Thursday, April 25, 2024

The Smart Box kills rats with an electric charge after they climb inside. (Photo: Anticimex)

Sixteen years ago, rats were “dripping out of the heaters” in housing like something out of a horror movie. A dozen years ago, then-city councillor Ken Reeves’ backyard dinner party was interrupted by six to eight of the creatures and he declared “the rats have taken over.” Nine years ago, construction in Riverside had “unleashed the fury.” And just two years ago, the city manager deemed it time to think outside the box because with all the city’s efforts against the pests, “we’re still losing the battle.” 

The latest weapon doesn’t think outside the box, though – it is the box.

A council order Monday on Cambridge’s somehow still “growing rodent problem” called for introduction of the same “Smart Box” rat-catchers that Somerville is testing to lure rats inside and electrocute them. Rats get a two-minute blast of electricity before being dumped mechanically into a container inside the box to make room for more animals.

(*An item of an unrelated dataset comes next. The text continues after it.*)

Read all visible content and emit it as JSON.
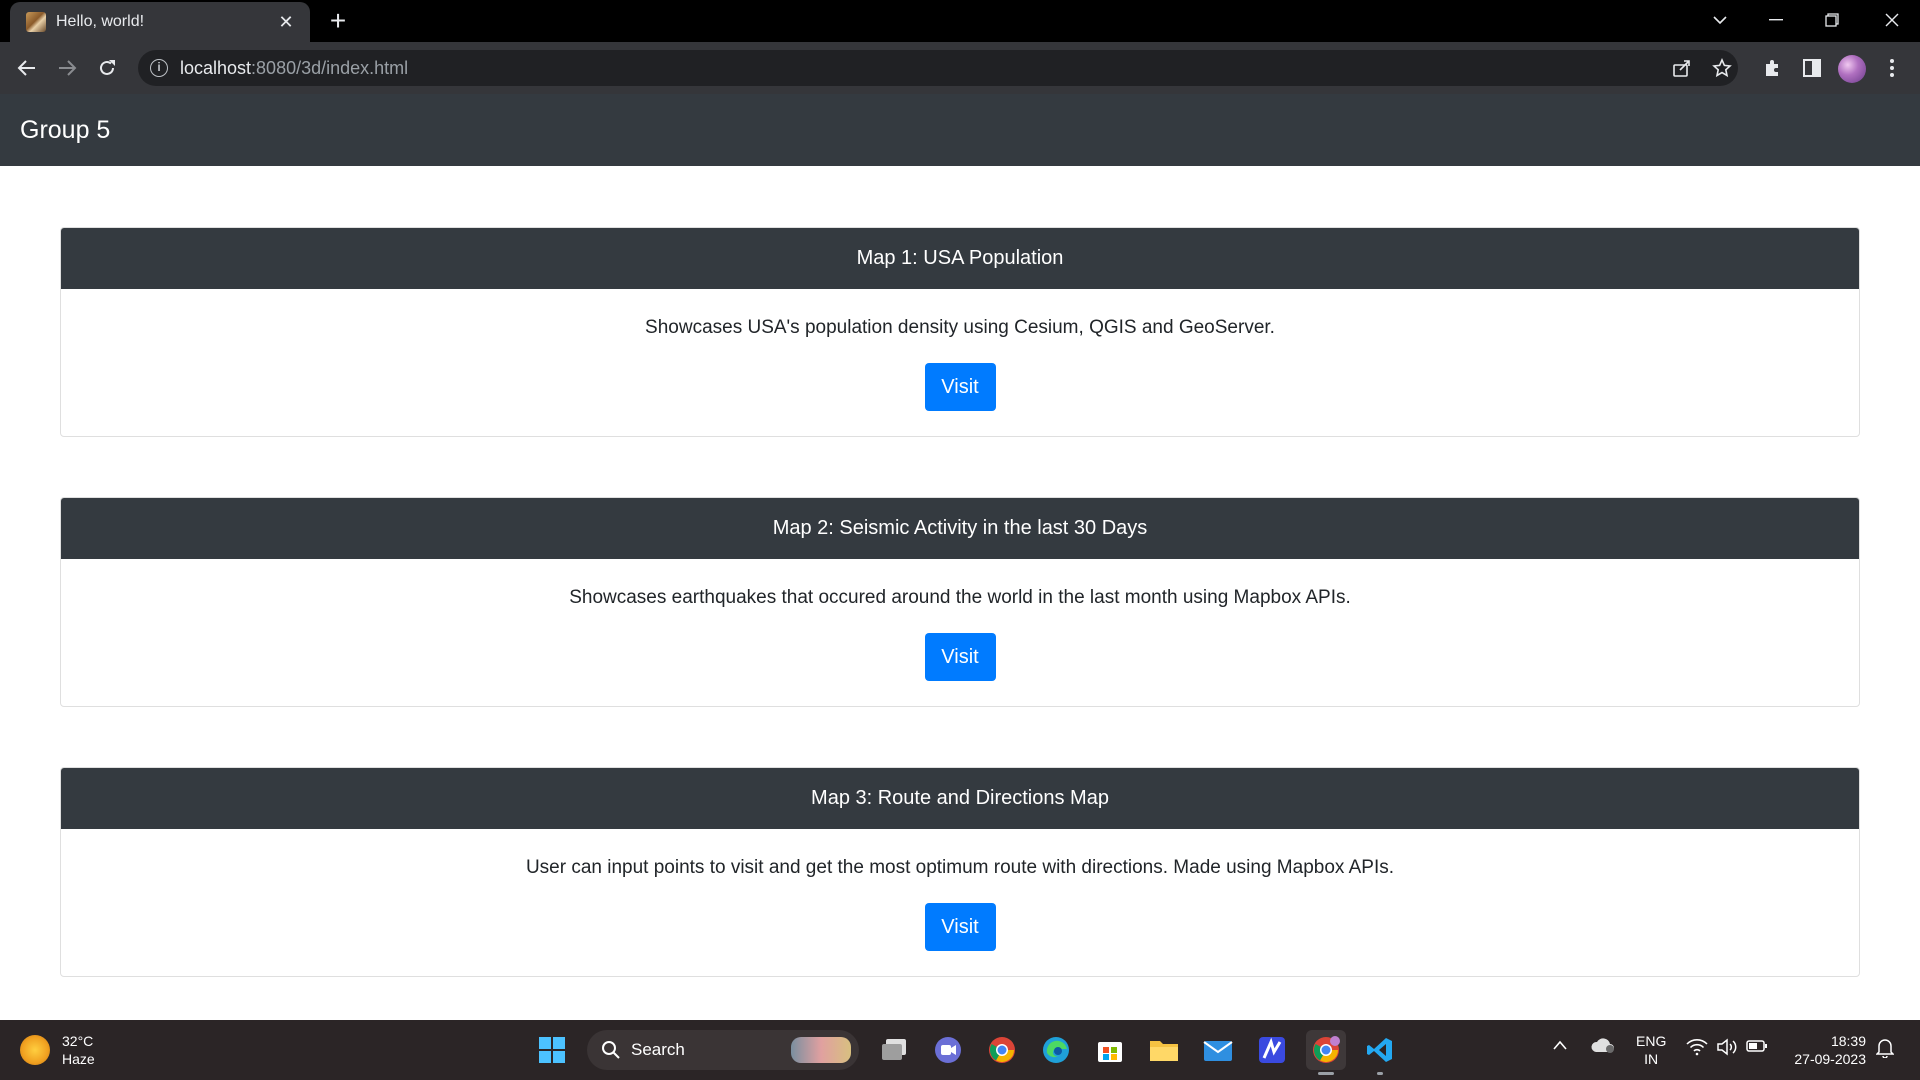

The idea was approved unanimously, with a request for city staff to bring the system to Cambridge too.

“We know that we have been doing all that we can to mitigate the rat problem here. But we are needing to use all the tools that are available in our toolbox, and this is just one more tool that we can consider,” vice mayor Alanna Mallon said. Mallon proposed the order after hearing of their success in Portland, Maine, and seeing that Somerville was doing a five-month test with 50 Smart Boxes in four locations identified by Somervillians as most in need of relief: Davis Square, the Gilman Street area, the Lexington Street area, and the Macarthur Street area.

“We are no different here in Cambridge,” Mallon said, and can “move the boxes around based on hot spot activity. And I know that our Inspectional Services Department is keeping pretty close tabs on where those hot spots are.”

A jolt, not poison

Anticimex, the Swedish maker of the Smart Box, says it has 170,000 devices around the world. The company launched sales in the United States in 2018, according to the website Pest Control Technology, with four subsidiaries selling nationwide. The seller in New England is Modern Pest Services.

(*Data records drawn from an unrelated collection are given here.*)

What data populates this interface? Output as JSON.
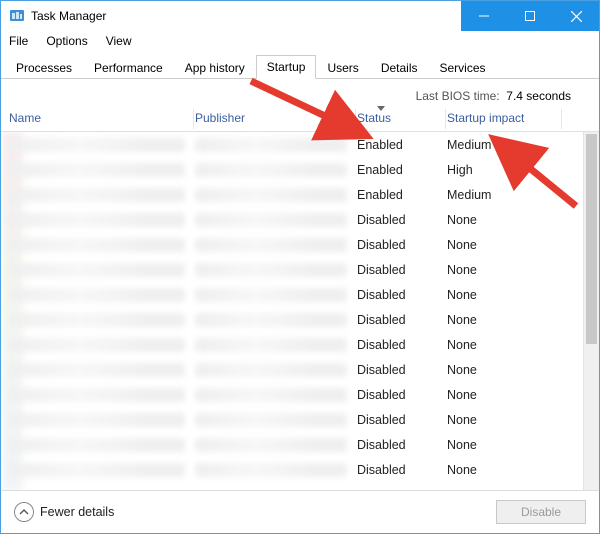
{
  "window": {
    "title": "Task Manager"
  },
  "menu": {
    "file": "File",
    "options": "Options",
    "view": "View"
  },
  "tabs": {
    "processes": "Processes",
    "performance": "Performance",
    "app_history": "App history",
    "startup": "Startup",
    "users": "Users",
    "details": "Details",
    "services": "Services"
  },
  "bios": {
    "label": "Last BIOS time:",
    "value": "7.4 seconds"
  },
  "columns": {
    "name": "Name",
    "publisher": "Publisher",
    "status": "Status",
    "startup_impact": "Startup impact"
  },
  "rows": [
    {
      "status": "Enabled",
      "impact": "Medium"
    },
    {
      "status": "Enabled",
      "impact": "High"
    },
    {
      "status": "Enabled",
      "impact": "Medium"
    },
    {
      "status": "Disabled",
      "impact": "None"
    },
    {
      "status": "Disabled",
      "impact": "None"
    },
    {
      "status": "Disabled",
      "impact": "None"
    },
    {
      "status": "Disabled",
      "impact": "None"
    },
    {
      "status": "Disabled",
      "impact": "None"
    },
    {
      "status": "Disabled",
      "impact": "None"
    },
    {
      "status": "Disabled",
      "impact": "None"
    },
    {
      "status": "Disabled",
      "impact": "None"
    },
    {
      "status": "Disabled",
      "impact": "None"
    },
    {
      "status": "Disabled",
      "impact": "None"
    },
    {
      "status": "Disabled",
      "impact": "None"
    }
  ],
  "footer": {
    "fewer": "Fewer details",
    "disable": "Disable"
  }
}
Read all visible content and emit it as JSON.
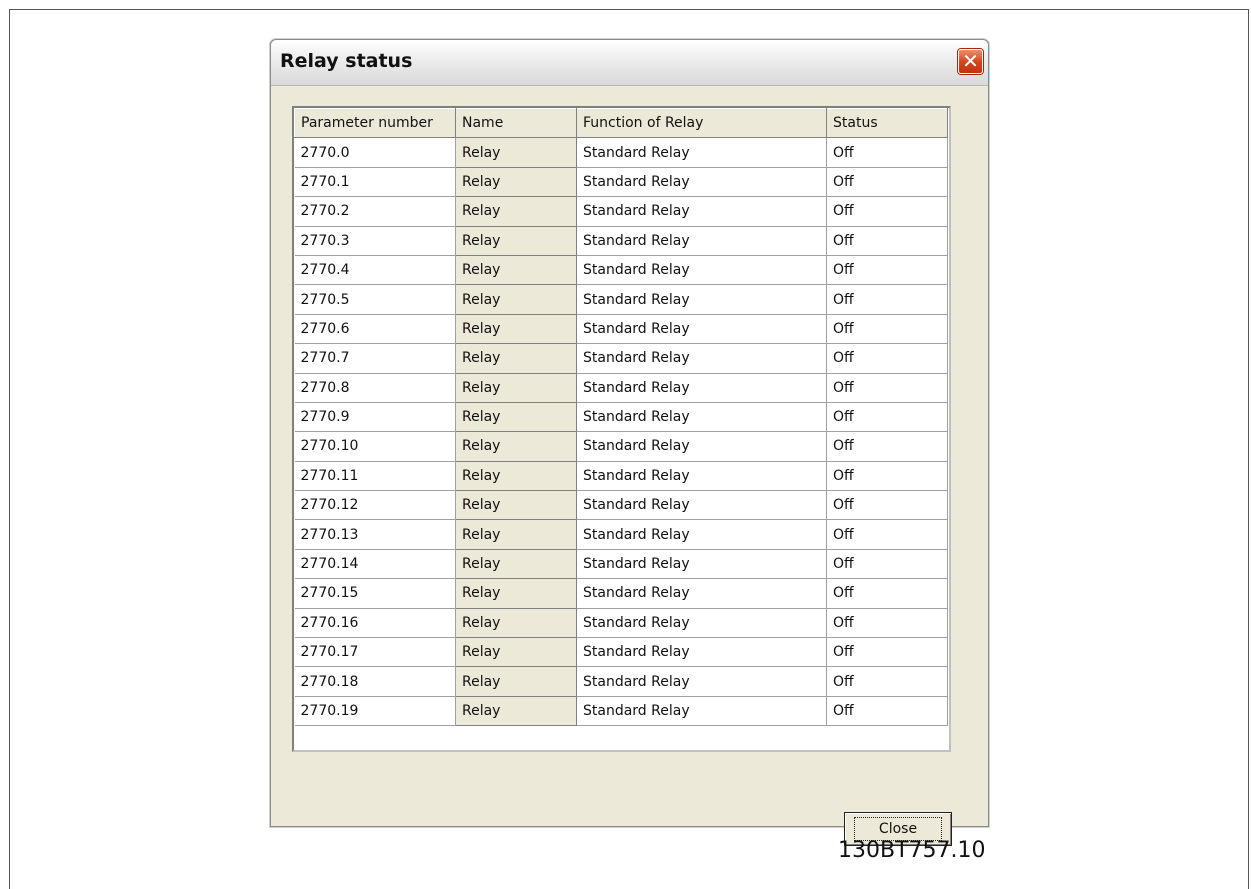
{
  "window": {
    "title": "Relay status",
    "close_glyph": "✕"
  },
  "table": {
    "headers": [
      "Parameter number",
      "Name",
      "Function of Relay",
      "Status"
    ],
    "rows": [
      [
        "2770.0",
        "Relay",
        "Standard Relay",
        "Off"
      ],
      [
        "2770.1",
        "Relay",
        "Standard Relay",
        "Off"
      ],
      [
        "2770.2",
        "Relay",
        "Standard Relay",
        "Off"
      ],
      [
        "2770.3",
        "Relay",
        "Standard Relay",
        "Off"
      ],
      [
        "2770.4",
        "Relay",
        "Standard Relay",
        "Off"
      ],
      [
        "2770.5",
        "Relay",
        "Standard Relay",
        "Off"
      ],
      [
        "2770.6",
        "Relay",
        "Standard Relay",
        "Off"
      ],
      [
        "2770.7",
        "Relay",
        "Standard Relay",
        "Off"
      ],
      [
        "2770.8",
        "Relay",
        "Standard Relay",
        "Off"
      ],
      [
        "2770.9",
        "Relay",
        "Standard Relay",
        "Off"
      ],
      [
        "2770.10",
        "Relay",
        "Standard Relay",
        "Off"
      ],
      [
        "2770.11",
        "Relay",
        "Standard Relay",
        "Off"
      ],
      [
        "2770.12",
        "Relay",
        "Standard Relay",
        "Off"
      ],
      [
        "2770.13",
        "Relay",
        "Standard Relay",
        "Off"
      ],
      [
        "2770.14",
        "Relay",
        "Standard Relay",
        "Off"
      ],
      [
        "2770.15",
        "Relay",
        "Standard Relay",
        "Off"
      ],
      [
        "2770.16",
        "Relay",
        "Standard Relay",
        "Off"
      ],
      [
        "2770.17",
        "Relay",
        "Standard Relay",
        "Off"
      ],
      [
        "2770.18",
        "Relay",
        "Standard Relay",
        "Off"
      ],
      [
        "2770.19",
        "Relay",
        "Standard Relay",
        "Off"
      ]
    ]
  },
  "buttons": {
    "close_label": "Close"
  },
  "figure_code": "130BT757.10"
}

Councillor Marc McGovern – who became the latest with tales of an animal encounter as he told of seeing three run across his front porch Sunday night – noted that the Smart Box technology avoids the use of pesticides. That’s good because the poison doesn’t kill quickly enough to avoid a rat carrying it away from a trap to be eaten by another animal, which can die by ingesting it secondhand. 

Yet to be answered is what else the Smart Boxes might kill, such as the squirrels or rabbits less loathed by residents and sometimes even enjoyed by them.

Other solutions

The previous solution rolled out by the city was dozens of rodent-resistant Big Belly solar-powered trash compactors. Buying rodent-resistant trash barrels for distribution to Cambridge households was a previous example of city staff thinking “outside the box,” and also following Somerville’s example. The new barrels are due this spring, reminded councillor Quinton Zondervan, who served on the city’s Rodent Committee before election. The $1.5 million outlay for the trash barrels was approved by the council a little less than a year ago – March 29.

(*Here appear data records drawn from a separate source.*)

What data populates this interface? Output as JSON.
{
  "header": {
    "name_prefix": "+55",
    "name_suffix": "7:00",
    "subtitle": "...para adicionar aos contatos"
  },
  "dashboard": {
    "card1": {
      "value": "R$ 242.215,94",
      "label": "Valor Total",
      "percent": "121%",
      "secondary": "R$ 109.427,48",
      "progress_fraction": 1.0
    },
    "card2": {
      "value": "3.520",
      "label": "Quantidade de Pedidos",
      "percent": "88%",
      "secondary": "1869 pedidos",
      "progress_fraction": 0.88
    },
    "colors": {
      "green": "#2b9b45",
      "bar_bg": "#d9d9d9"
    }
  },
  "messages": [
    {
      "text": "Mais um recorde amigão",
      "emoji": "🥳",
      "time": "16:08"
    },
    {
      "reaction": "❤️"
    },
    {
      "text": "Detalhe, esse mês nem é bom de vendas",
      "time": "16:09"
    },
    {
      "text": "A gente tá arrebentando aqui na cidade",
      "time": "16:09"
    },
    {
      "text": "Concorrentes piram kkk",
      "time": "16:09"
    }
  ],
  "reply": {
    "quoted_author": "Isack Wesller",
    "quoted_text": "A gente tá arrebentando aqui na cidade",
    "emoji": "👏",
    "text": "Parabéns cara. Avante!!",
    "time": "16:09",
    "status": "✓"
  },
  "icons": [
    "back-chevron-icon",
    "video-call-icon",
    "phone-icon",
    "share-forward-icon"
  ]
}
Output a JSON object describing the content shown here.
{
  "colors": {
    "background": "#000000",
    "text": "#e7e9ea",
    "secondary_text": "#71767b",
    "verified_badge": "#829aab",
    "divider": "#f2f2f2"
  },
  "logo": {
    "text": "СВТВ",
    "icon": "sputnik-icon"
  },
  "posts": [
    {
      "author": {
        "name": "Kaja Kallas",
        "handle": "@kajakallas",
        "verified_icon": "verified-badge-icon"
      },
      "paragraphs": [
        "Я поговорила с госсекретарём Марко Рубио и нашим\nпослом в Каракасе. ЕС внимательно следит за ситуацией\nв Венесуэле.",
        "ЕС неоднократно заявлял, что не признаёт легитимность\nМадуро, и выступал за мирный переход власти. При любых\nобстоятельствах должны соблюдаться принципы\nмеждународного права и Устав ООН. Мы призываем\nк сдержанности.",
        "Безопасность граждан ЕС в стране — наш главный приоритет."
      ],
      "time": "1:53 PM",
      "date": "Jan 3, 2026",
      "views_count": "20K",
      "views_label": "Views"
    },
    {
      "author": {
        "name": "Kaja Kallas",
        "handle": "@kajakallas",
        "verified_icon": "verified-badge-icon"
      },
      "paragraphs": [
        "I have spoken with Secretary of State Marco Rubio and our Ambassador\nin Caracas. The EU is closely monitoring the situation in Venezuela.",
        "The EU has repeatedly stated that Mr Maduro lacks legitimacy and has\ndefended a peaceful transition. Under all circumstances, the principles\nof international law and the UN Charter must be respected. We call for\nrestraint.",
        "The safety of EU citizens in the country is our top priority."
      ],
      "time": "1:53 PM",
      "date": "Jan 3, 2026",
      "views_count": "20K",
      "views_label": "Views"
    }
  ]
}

Another thing “we have to really start thinking about is that there are a lot of cities that are doing things like rat sterilization,” McGovern said. “I don’t think we’re going to catch enough rats out of this – I think we have to cut it off at the source. So I’ll be working on on some some language around that.”

But councillor Patty Nolan said the council had already raised the topic of using ContraPest, a chemical solution that makes rats infertile, and that what was needed was a report back on where the idea stood – as well as consideration of using dry ice, which releases carbon dioxide and asphyxiates rats as it melts in their burrows.

“Chicago actually released 1,000 feral cats onto the streets,” Mayor Sumbul Siddiqui said. “So there’s a lot of ideas to consider.”

The city manager is asked to report back on the Smart Box option and its expense by March 21.